4 Responses to Foulkes

  1. Jim Waid says:

    Wonderful to see someone pay attention to Foulkes. I saw his work (the repeated mountains) in the 60’s when I was an undergraduate and was knocked—even did some Foulkes influenced pieces for a short time. Later I lost track as he was ignored by the art world, with a piece only surfacing every once in a while. Then a few years ago saw a show in NY at at Chelsea gallery—paintings, video of him playing his music, etc. Didn’t always understand what was going on—weird, sorta irritating, but truly original. It got under my skin staying with me more than most. The mark of important work being done. Thanks for bringing some attention to a much neglected artist.
    Also, good to see you pick out Spoerri, Biala, and Sugarman.

  2. Mark Greenwold says:

    Dear Raphael,
    Just came upon your astonishing Silo site. Great to see both Adami & Llyn Foulkes discussed. I’ve always loved Adami’s work & while not exactly mystified by how little interest he’s had in the states, I’ve always thought he’s should be much better known. I taught briefly with Foulkes at UCLA in the early seventies. Kitaj was there too. Foulkes never spoke. He was making those early photo-realist mountain paintings at the time that had very little interest for me. Who knew he was to go on to make these amazing constructed painting/objects that took him almost as long to make as a Myron Stout.

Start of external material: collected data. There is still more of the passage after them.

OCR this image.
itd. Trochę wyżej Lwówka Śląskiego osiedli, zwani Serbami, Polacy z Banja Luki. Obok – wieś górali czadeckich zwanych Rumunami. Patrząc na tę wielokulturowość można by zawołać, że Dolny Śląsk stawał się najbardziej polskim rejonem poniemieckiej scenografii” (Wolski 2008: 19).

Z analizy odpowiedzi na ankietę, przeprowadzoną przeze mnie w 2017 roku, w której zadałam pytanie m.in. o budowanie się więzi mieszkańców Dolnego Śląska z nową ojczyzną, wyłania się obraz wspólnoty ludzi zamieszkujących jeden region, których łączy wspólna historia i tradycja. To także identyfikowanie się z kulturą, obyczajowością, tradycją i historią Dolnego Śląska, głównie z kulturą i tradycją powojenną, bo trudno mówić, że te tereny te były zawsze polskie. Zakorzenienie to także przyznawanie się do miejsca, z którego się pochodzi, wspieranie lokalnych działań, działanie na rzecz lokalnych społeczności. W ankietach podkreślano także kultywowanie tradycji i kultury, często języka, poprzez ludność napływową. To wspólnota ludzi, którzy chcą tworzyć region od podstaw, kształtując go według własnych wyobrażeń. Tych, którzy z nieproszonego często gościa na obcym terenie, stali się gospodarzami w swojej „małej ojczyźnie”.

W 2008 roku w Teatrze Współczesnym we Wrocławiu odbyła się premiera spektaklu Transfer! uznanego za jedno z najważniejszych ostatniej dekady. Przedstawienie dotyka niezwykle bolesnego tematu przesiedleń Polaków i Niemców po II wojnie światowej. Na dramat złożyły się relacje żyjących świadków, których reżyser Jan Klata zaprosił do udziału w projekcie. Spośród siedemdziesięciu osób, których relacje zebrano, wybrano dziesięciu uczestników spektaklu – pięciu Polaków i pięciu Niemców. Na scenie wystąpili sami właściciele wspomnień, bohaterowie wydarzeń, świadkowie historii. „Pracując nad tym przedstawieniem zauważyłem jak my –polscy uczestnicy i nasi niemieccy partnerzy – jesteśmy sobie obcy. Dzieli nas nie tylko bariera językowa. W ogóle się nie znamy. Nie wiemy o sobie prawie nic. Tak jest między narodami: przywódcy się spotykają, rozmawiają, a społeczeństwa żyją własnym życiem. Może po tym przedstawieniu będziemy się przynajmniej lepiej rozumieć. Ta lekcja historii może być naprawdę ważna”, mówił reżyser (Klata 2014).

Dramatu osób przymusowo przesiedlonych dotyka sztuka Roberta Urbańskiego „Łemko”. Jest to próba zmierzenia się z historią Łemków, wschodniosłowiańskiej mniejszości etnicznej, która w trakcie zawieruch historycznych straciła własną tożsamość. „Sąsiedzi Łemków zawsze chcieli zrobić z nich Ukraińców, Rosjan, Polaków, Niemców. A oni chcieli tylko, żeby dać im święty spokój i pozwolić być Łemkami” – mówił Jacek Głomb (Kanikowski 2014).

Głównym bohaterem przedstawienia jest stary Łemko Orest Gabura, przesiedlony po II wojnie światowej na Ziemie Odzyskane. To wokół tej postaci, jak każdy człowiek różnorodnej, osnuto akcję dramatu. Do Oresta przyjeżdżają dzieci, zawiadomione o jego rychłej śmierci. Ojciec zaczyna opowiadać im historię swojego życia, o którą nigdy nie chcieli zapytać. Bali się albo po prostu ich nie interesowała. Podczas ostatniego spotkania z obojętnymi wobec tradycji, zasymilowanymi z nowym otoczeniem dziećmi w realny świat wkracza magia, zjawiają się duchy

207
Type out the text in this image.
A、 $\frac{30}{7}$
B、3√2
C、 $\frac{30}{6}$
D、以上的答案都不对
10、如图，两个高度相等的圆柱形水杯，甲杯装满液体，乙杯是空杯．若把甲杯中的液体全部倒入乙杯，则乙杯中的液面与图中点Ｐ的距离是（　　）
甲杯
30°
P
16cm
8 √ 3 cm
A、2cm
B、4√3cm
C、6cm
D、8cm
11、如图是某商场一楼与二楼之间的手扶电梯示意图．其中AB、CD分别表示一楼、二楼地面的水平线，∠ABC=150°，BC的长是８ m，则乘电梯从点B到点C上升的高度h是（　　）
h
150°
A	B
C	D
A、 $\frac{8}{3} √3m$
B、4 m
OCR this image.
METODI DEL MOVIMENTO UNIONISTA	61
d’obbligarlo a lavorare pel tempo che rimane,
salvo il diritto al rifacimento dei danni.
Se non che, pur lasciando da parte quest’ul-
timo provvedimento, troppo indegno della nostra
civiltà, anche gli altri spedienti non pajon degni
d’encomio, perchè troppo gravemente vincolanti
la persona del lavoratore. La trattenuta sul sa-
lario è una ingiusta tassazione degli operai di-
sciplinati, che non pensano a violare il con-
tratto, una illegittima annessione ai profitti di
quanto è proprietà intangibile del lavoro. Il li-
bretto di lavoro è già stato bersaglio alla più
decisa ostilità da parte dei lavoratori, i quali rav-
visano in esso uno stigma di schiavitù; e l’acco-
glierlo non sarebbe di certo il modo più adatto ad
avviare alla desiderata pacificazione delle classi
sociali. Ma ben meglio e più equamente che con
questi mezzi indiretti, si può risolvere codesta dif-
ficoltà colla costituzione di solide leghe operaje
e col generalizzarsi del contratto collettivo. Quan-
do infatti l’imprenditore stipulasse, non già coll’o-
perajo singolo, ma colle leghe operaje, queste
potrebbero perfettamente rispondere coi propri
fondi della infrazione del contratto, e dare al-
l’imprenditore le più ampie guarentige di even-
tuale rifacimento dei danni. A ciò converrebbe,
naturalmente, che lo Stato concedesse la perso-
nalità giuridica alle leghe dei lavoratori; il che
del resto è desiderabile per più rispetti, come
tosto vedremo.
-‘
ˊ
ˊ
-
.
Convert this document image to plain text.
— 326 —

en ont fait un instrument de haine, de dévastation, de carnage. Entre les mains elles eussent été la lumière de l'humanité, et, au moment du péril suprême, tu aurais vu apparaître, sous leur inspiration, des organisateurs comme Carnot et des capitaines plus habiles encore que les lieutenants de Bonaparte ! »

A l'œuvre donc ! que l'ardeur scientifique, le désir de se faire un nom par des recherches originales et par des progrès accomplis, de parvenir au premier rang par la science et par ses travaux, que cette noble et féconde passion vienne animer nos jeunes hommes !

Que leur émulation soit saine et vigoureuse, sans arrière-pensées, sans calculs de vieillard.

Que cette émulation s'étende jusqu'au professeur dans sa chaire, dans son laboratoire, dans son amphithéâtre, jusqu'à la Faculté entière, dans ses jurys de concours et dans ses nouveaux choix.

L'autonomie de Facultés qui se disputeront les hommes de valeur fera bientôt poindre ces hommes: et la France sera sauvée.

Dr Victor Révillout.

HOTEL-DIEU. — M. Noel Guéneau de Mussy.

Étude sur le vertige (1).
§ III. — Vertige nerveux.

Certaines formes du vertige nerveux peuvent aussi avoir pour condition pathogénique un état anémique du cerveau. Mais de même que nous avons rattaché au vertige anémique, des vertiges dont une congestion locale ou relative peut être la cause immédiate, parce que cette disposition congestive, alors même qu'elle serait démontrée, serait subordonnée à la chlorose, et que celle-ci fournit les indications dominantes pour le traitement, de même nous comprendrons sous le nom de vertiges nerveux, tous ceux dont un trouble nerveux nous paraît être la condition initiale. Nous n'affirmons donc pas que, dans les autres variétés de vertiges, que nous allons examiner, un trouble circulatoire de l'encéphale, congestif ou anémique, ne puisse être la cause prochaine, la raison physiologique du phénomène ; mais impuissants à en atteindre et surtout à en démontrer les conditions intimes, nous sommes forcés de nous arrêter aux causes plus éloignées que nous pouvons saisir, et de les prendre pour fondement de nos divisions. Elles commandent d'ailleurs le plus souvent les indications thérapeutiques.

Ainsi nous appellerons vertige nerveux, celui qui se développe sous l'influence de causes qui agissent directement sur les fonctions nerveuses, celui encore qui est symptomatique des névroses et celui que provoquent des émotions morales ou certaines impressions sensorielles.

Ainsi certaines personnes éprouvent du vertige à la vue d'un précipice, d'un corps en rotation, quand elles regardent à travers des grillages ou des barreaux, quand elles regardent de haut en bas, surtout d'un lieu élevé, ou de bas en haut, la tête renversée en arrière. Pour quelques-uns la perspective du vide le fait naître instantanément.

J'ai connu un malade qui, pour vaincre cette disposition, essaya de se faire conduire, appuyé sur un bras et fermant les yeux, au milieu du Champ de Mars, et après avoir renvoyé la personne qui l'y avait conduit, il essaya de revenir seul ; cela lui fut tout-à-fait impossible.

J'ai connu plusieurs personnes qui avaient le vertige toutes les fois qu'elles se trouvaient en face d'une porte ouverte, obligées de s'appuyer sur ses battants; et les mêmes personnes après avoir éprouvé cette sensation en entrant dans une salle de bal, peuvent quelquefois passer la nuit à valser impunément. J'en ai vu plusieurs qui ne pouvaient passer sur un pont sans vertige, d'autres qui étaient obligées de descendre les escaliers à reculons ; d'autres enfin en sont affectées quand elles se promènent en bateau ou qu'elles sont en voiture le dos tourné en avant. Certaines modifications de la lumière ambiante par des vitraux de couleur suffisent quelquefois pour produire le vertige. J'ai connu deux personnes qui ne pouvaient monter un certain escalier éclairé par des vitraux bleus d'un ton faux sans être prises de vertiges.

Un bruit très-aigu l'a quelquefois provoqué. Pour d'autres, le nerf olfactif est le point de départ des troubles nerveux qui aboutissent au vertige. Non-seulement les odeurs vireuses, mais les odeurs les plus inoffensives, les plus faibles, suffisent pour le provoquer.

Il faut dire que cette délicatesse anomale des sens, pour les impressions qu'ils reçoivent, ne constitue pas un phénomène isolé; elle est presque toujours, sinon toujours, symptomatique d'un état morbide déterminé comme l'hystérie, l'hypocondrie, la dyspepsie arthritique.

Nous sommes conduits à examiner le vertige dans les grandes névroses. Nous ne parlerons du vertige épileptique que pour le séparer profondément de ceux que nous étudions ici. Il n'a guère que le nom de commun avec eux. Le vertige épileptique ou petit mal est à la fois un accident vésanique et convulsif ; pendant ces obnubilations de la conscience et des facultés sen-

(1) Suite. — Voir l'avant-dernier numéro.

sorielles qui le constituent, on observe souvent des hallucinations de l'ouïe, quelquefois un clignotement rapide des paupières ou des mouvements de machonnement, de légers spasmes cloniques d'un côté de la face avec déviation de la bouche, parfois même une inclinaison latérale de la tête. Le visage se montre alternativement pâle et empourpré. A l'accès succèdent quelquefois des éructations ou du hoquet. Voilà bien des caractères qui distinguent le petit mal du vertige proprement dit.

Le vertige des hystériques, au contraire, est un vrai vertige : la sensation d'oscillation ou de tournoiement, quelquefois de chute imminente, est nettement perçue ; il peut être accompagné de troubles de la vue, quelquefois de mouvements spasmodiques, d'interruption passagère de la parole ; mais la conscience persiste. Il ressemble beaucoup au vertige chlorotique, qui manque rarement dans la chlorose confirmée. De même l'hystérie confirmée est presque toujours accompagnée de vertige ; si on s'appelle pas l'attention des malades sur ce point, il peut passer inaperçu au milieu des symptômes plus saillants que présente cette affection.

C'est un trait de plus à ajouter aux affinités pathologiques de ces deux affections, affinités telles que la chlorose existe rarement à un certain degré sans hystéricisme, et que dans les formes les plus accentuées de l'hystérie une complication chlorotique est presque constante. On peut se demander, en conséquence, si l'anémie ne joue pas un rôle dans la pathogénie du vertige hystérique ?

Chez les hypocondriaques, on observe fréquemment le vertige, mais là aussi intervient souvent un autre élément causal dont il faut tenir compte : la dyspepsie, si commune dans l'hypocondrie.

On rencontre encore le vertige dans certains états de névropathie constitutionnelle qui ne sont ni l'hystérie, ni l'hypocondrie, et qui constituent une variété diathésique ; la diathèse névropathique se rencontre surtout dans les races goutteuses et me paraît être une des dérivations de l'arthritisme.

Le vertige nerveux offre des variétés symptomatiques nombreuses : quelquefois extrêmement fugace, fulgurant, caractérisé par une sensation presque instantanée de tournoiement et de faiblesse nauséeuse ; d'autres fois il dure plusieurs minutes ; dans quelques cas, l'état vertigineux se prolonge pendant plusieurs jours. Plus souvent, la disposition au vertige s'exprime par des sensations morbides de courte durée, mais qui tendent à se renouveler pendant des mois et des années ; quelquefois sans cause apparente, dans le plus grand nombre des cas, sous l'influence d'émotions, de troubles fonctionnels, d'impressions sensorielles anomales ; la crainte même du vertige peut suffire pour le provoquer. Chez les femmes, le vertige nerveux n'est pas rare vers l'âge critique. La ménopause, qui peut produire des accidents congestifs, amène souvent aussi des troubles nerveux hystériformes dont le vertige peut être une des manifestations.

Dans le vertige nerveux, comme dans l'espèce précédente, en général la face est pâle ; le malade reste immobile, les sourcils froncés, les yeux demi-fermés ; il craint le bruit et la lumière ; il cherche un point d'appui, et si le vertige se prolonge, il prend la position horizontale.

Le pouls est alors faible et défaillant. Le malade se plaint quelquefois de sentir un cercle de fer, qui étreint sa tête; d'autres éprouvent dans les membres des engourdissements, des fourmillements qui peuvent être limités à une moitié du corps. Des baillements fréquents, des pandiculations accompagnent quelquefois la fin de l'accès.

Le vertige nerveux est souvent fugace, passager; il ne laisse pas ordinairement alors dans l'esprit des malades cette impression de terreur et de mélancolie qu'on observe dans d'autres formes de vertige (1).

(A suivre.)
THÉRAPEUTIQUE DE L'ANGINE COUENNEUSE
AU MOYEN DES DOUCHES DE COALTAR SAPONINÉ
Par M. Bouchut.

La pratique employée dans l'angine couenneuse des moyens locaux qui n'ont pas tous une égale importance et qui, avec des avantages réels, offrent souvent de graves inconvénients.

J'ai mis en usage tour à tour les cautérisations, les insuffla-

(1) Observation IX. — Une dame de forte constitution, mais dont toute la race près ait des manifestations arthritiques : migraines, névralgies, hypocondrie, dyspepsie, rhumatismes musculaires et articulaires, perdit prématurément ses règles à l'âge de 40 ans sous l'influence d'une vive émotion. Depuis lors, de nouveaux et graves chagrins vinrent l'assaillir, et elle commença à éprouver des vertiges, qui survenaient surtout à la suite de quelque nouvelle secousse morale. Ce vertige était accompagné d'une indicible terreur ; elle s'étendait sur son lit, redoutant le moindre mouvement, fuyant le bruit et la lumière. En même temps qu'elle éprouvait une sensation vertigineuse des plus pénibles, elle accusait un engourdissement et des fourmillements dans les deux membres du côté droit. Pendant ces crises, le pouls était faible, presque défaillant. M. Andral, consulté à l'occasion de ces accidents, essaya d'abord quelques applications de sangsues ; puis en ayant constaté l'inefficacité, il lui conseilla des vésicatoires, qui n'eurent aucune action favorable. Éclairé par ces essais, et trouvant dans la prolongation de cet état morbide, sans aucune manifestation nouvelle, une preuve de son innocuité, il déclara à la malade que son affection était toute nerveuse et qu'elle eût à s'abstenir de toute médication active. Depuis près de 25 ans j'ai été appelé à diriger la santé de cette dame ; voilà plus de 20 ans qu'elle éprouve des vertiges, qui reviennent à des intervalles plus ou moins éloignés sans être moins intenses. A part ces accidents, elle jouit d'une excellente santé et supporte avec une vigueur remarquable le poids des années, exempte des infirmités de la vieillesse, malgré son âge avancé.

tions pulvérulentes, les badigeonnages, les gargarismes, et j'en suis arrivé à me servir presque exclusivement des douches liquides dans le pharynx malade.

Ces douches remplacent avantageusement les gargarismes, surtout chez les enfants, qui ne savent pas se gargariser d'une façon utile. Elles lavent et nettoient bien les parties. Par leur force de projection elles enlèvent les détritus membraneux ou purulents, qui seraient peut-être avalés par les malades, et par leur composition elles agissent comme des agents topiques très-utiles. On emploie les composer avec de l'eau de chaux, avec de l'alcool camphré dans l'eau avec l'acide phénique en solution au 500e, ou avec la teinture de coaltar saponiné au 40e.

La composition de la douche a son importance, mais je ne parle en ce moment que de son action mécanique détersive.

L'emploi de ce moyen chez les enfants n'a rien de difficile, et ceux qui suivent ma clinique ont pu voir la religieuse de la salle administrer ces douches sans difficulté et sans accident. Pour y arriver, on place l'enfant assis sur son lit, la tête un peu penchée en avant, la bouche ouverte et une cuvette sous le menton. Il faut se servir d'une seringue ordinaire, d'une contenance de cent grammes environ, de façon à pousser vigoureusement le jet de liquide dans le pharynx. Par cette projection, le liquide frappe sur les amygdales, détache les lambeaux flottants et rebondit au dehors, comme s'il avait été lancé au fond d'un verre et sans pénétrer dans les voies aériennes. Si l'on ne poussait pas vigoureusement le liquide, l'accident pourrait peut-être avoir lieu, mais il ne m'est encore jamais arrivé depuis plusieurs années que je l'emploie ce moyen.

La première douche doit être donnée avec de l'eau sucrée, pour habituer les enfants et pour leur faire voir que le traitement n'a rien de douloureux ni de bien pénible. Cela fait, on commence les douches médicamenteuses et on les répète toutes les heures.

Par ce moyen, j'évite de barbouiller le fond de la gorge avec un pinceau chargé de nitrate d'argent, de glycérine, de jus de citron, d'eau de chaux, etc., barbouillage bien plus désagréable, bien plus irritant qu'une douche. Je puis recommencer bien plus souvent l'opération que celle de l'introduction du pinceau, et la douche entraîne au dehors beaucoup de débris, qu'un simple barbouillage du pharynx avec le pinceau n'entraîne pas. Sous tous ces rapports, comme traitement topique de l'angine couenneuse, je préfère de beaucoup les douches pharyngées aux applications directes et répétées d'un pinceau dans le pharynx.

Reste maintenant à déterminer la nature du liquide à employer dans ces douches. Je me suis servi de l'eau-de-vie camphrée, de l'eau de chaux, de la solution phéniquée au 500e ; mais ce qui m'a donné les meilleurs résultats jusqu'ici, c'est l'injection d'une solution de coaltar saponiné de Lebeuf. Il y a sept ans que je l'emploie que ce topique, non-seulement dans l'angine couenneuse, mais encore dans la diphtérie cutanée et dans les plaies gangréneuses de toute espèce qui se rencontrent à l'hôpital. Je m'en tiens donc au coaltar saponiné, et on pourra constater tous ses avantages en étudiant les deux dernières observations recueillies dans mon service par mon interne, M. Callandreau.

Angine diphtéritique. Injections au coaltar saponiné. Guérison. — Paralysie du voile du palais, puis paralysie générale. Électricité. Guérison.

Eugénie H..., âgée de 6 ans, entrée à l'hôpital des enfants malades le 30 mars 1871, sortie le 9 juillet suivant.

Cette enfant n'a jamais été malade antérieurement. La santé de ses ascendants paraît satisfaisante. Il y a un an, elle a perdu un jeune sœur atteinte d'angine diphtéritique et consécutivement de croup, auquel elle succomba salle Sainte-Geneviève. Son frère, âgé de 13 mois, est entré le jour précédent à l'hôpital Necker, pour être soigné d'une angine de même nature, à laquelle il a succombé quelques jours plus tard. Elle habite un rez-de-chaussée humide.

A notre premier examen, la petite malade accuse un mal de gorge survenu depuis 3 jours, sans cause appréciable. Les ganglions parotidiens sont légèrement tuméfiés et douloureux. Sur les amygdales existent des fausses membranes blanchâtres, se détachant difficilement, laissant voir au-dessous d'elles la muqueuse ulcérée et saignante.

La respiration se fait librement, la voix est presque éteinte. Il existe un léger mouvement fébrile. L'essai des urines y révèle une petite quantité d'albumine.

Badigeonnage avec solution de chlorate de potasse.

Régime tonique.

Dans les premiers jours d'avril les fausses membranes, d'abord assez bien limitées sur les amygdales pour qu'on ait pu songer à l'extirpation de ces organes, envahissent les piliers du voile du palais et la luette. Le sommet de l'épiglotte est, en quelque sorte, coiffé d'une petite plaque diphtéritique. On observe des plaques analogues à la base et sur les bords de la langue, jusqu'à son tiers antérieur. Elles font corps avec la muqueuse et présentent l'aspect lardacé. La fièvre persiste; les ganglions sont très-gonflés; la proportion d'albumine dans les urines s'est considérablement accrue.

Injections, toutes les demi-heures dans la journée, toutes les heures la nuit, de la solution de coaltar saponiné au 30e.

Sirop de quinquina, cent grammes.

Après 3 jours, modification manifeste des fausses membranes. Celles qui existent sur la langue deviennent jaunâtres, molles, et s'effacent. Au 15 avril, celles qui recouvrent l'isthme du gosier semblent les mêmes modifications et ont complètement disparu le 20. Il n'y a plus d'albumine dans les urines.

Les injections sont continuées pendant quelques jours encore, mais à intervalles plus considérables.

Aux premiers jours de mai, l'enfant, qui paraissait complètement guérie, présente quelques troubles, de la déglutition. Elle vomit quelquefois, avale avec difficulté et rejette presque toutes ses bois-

  3. I am delighted that you are covering Llynn Foulke’s work. “The Last Frontier” is a particularly rich piece materially in a way that is not immediately evident in a reproduction.

    New work will be on view at Kent Fine Art (210 Eleventh Avenue) opening tonight, October 27th, 2011.

  4. Dave Kearns says:

    Really nice appreciation of Foulkes’ myriad complexity. I was banned from a “popular” NY art blog for mounting a spirited challenge to a very dismissive and simplistic review of his New Mu retro a couple years back. Thank you much.